The Policy Recognition Gap

Government policy has not formally acknowledged disability support work as essential, despite the OSCA reclassification placing these roles in the community and personal service workers category. This classification improves clarity around job descriptions and career progression, but it does not automatically trigger essential worker protections or corresponding funding increases. Without formal government acknowledgement at the policy level, disability support workers remain invisible in emergency planning and crisis response. When COVID-19 struck, disability support workers had no priority access to PPE, no hazard pay, and no specific government support packages. The Health Services Union survey revealed that almost two-thirds of disability workers have quit or plan to leave, with 71% believing this already impacts client safety. This workforce bleeding results directly from lack of policy recognition.

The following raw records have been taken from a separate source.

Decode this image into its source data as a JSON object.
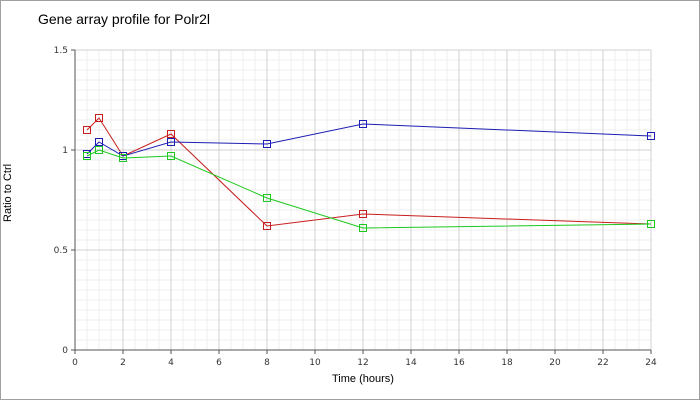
{
  "chart_data": {
    "type": "line",
    "title": "Gene array profile for Polr2l",
    "xlabel": "Time (hours)",
    "ylabel": "Ratio to Ctrl",
    "xlim": [
      0,
      24
    ],
    "ylim": [
      0,
      1.5
    ],
    "xticks": [
      0,
      2,
      4,
      6,
      8,
      10,
      12,
      14,
      16,
      18,
      20,
      22,
      24
    ],
    "yticks": [
      0,
      0.5,
      1,
      1.5
    ],
    "ytick_labels": [
      "0",
      "0.5",
      "1",
      "1.5"
    ],
    "grid": true,
    "marker": "square",
    "series": [
      {
        "color": "#c81e1e",
        "points": [
          [
            0.5,
            1.1
          ],
          [
            1,
            1.16
          ],
          [
            2,
            0.97
          ],
          [
            4,
            1.08
          ],
          [
            8,
            0.62
          ],
          [
            12,
            0.68
          ],
          [
            24,
            0.63
          ]
        ]
      },
      {
        "color": "#1e1eb4",
        "points": [
          [
            0.5,
            0.98
          ],
          [
            1,
            1.04
          ],
          [
            2,
            0.97
          ],
          [
            4,
            1.04
          ],
          [
            8,
            1.03
          ],
          [
            12,
            1.13
          ],
          [
            24,
            1.07
          ]
        ]
      },
      {
        "color": "#1ec81e",
        "points": [
          [
            0.5,
            0.97
          ],
          [
            1,
            1.0
          ],
          [
            2,
            0.96
          ],
          [
            4,
            0.97
          ],
          [
            8,
            0.76
          ],
          [
            12,
            0.61
          ],
          [
            24,
            0.63
          ]
        ]
      }
    ]
  }
}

The Retention Crisis and Service Instability

High turnover means providers cannot build stable, experienced teams. Temporary workers fill critical gaps during holidays and peak periods, but they cannot replace the consistency that people with disabilities need from their primary support network. Without formal essential worker status, the sector cannot compete with nursing, aged care, or other fields that offer clearer career pathways and better compensation. Providers lose experienced staff to industries that value and recognise their workers properly, leaving people with disabilities dependent on newer, less experienced support workers. This instability undermines service quality and client safety directly. The retention crisis feeds back into the funding and policy problems, creating a self-reinforcing trap that only formal essential worker recognition can break.

Final Thoughts

Disability support workers are essential workers, full stop. They enable people with disabilities to live independently, participate in their communities, and maintain their dignity. Yet the sector continues operating without formal recognition, leaving workers underpaid, overworked, and increasingly likely to leave, which creates real harm through service instability, reduced quality of care, and people with disabilities left dependent on inconsistent support.

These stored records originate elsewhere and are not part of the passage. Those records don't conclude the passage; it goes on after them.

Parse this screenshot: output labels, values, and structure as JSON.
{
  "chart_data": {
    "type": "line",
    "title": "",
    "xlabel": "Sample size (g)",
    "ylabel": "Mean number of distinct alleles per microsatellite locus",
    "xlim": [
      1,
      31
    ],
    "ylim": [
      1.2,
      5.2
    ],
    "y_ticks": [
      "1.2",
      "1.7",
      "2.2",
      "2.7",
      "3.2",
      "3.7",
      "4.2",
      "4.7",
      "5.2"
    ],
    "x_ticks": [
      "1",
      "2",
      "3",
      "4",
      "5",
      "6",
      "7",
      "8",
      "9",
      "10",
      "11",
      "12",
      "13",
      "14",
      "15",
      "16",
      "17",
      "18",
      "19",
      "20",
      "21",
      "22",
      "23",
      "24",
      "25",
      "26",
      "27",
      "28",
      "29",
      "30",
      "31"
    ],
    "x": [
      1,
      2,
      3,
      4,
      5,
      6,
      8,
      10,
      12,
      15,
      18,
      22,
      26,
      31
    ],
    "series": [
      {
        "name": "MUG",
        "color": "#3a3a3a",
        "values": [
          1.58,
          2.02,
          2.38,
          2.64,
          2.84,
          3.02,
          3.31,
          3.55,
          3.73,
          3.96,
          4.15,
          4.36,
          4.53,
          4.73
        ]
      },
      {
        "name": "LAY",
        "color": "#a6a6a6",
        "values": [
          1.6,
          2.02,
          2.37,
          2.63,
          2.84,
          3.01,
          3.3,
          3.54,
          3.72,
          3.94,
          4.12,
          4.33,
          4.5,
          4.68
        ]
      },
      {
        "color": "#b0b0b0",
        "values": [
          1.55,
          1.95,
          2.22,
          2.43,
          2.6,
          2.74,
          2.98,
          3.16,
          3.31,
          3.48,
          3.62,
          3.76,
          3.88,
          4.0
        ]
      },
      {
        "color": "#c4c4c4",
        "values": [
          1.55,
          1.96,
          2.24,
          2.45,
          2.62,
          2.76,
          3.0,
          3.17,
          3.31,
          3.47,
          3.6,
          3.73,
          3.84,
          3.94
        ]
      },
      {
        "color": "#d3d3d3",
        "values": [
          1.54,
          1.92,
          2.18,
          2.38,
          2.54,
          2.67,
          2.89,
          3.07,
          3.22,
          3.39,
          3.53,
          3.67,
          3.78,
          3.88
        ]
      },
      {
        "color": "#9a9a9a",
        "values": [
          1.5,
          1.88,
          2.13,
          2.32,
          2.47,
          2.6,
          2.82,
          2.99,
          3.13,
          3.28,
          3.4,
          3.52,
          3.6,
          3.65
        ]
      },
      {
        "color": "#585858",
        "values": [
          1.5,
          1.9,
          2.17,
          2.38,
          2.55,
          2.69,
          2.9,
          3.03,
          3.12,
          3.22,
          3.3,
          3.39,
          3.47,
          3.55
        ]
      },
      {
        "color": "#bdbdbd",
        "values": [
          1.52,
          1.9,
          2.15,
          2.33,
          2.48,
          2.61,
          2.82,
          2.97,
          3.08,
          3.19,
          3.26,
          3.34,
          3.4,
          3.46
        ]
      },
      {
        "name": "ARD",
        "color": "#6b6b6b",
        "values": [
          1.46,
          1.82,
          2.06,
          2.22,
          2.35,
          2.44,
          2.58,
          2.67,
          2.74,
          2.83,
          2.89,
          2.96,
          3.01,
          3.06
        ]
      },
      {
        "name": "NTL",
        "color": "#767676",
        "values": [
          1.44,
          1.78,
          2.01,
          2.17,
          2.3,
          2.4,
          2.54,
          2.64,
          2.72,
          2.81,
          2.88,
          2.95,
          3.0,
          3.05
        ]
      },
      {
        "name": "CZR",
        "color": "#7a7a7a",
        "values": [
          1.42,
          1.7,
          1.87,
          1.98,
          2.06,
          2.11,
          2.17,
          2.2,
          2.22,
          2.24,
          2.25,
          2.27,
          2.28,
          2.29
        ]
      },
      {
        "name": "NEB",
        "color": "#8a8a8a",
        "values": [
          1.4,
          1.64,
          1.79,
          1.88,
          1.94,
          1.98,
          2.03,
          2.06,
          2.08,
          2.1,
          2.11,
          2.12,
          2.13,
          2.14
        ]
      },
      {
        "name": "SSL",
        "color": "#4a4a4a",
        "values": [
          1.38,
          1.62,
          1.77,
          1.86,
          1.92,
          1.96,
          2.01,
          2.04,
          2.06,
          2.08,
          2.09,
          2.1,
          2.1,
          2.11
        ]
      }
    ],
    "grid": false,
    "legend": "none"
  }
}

The evidence proves overwhelming: more than 5.5 million Australians live with disability, Job Outlook projects over 179,000 job openings for aged and disabled carers over the next five years, and 63% of disability support workers have left or are considering leaving the sector with 71% believing this already impacts client safety. Government must formally acknowledge disability support workers as essential, then back that acknowledgement with NDIS funding that allows providers to offer competitive wages and conditions. The SCHADS Award provides a framework for fair compensation, but funding must increase to match wage growth and allow providers to invest in staff retention, training, and workplace culture.

At Nursed, we recognise that quality support depends entirely on experienced, stable teams who feel valued and safe in their roles. Workers need wages that reflect their contribution and career pathways that reward experience. The question now is whether government and the sector will act on the reality that disability support workers deserve essential status before more experienced workers leave and service quality deteriorates further.